How big a deal is the trigger point?
For most variable-rate mortgage holders, hitting the trigger point could mean paying a couple of hundred extra dollars per month, Laird says.
This should be doable, he adds, given that all homebuyers from the past few years have been stress tested to rates of at least 5.25 per cent — a bar most variable-rate mortgages are still below even after Wednesday’s rate hike.
But in addition to rising interest rates, homeowners have had to factor decades-high levels of inflation into their monthly budgets for much of 2022, ratcheting up the pressure on many households at the same time they’re forced to stomach higher mortgage payments. Some might even be dealing with job losses or sudden costly health concerns.
As hard as it is to find the extra cash right now, Laird expects most households will prioritize making payments on a mortgage to keep the roof over their heads. He expects few defaults as a result of more Canadians hitting their trigger point as a result.

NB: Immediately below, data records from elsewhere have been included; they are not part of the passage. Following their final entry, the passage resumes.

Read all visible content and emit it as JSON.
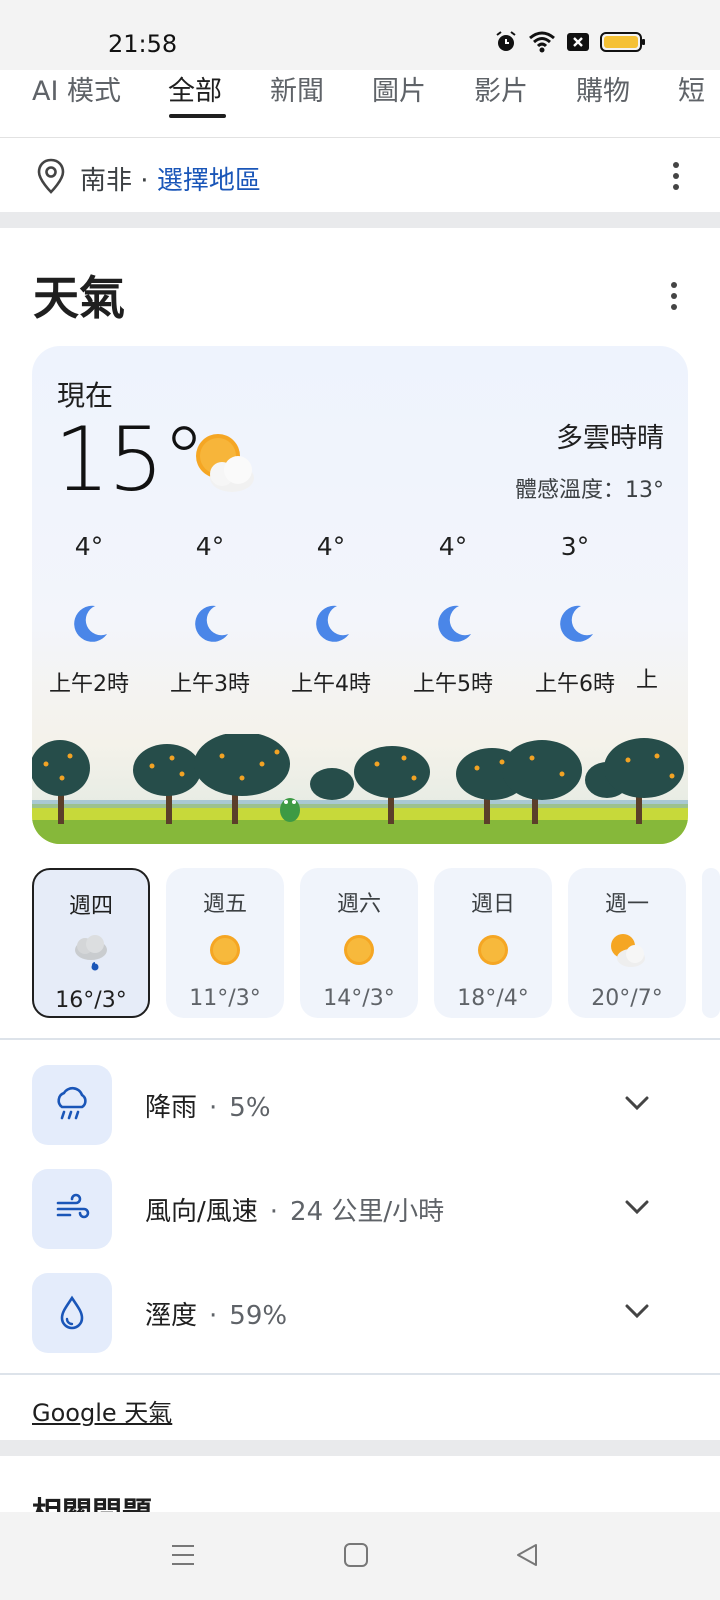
{
  "status_bar": {
    "time": "21:58"
  },
  "tabs": [
    {
      "label": "AI 模式"
    },
    {
      "label": "全部",
      "active": true
    },
    {
      "label": "新聞"
    },
    {
      "label": "圖片"
    },
    {
      "label": "影片"
    },
    {
      "label": "購物"
    },
    {
      "label": "短"
    }
  ],
  "location": {
    "place": "南非",
    "separator": " · ",
    "link": "選擇地區"
  },
  "weather": {
    "title": "天氣",
    "now_label": "現在",
    "temperature": "15°",
    "condition": "多雲時晴",
    "feels_like": "體感溫度：13°",
    "hourly": [
      {
        "temp": "4°",
        "icon": "moon-icon",
        "time": "上午2時"
      },
      {
        "temp": "4°",
        "icon": "moon-icon",
        "time": "上午3時"
      },
      {
        "temp": "4°",
        "icon": "moon-icon",
        "time": "上午4時"
      },
      {
        "temp": "4°",
        "icon": "moon-icon",
        "time": "上午5時"
      },
      {
        "temp": "3°",
        "icon": "moon-icon",
        "time": "上午6時"
      },
      {
        "temp": "",
        "icon": "",
        "time": "上"
      }
    ],
    "daily": [
      {
        "day": "週四",
        "icon": "rain-cloud-icon",
        "temps": "16°/3°",
        "selected": true
      },
      {
        "day": "週五",
        "icon": "sun-icon",
        "temps": "11°/3°"
      },
      {
        "day": "週六",
        "icon": "sun-icon",
        "temps": "14°/3°"
      },
      {
        "day": "週日",
        "icon": "sun-icon",
        "temps": "18°/4°"
      },
      {
        "day": "週一",
        "icon": "partly-cloudy-icon",
        "temps": "20°/7°"
      }
    ],
    "details": [
      {
        "label": "降雨",
        "value": "5%",
        "icon": "rain-icon"
      },
      {
        "label": "風向/風速",
        "value": "24 公里/小時",
        "icon": "wind-icon"
      },
      {
        "label": "溼度",
        "value": "59%",
        "icon": "humidity-icon"
      }
    ],
    "source": "Google 天氣"
  },
  "related": {
    "title": "相關問題"
  },
  "colors": {
    "accent_link": "#1a56b8",
    "card_bg": "#eef3fd",
    "moon": "#4a86e8",
    "sun": "#f5a623"
  }
}
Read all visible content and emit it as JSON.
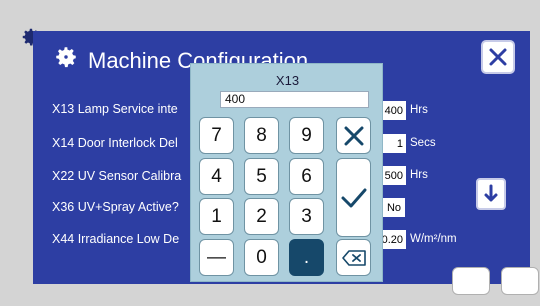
{
  "header": {
    "title": "Machine Configuration"
  },
  "rows": [
    {
      "label": "X13 Lamp Service inte",
      "value": "400",
      "unit": "Hrs"
    },
    {
      "label": "X14 Door Interlock Del",
      "value": "1",
      "unit": "Secs"
    },
    {
      "label": "X22 UV Sensor Calibra",
      "value": "500",
      "unit": "Hrs"
    },
    {
      "label": "X36 UV+Spray Active?",
      "value": "No",
      "unit": ""
    },
    {
      "label": "X44 Irradiance Low De",
      "value": "0.20",
      "unit": "W/m²/nm"
    }
  ],
  "keypad": {
    "title": "X13",
    "input_value": "400",
    "keys": {
      "k7": "7",
      "k8": "8",
      "k9": "9",
      "k4": "4",
      "k5": "5",
      "k6": "6",
      "k1": "1",
      "k2": "2",
      "k3": "3",
      "minus": "—",
      "k0": "0",
      "dot": "."
    }
  },
  "colors": {
    "background": "#d4d4d4",
    "panel": "#2d3ea3",
    "keypad": "#adcfdc",
    "key_dark": "#16486a"
  },
  "icons": {
    "settings": "gear-icon",
    "close": "close-icon",
    "scroll_down": "arrow-down-icon",
    "cancel": "x-icon",
    "confirm": "checkmark-icon",
    "backspace": "backspace-icon"
  }
}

“Is it easy to find an extra $200 per month? Absolutely not,” he says. “But … any household is going to cut back on other things, even things that they think are very important before they get to that point where they default.”
RBCs Neil McLaughlin, group head of personal and commercial banking, said during the bank’s earnings call last month that fewer than 0.5 per cent of customers would require a phone call about trigger points.
‘More education’ about triggers needed
With the Bank of Canada signalling more hikes to come and more Canadians nearing those triggers, Laird says there “needs to be more education” about the concept. Other mortgage experts agree that understanding around the topic is sorely lacking.
“I would say the overwhelming majority of Canadians never heard of a trigger rate before this year,” mortgage rate analyst Rob McLister tells Global News.
That’s a problem, he argues, as many Canadians were put into variable-rate mortgages “improperly” during the pandemic, when rock-bottom interest rates made these loans a temporarily cheap way into the market.
But as inflation began to rise last year, mortgage professionals should have been more cautious about putting some buyers into variable rates, knowing those low interest rates would almost certainly rise in short order.
“Putting all these pieces together, if you’re a professional mortgage advisor, there’s some people that just are not suited for a variable,” McLister says.
Trigger rates should not end up being a major “macroeconomic risk” for the Canadian housing market unless the global supply sees another significant hit that keeps inflation higher for longer, McLister argues.
“All it takes is one shock,” he says.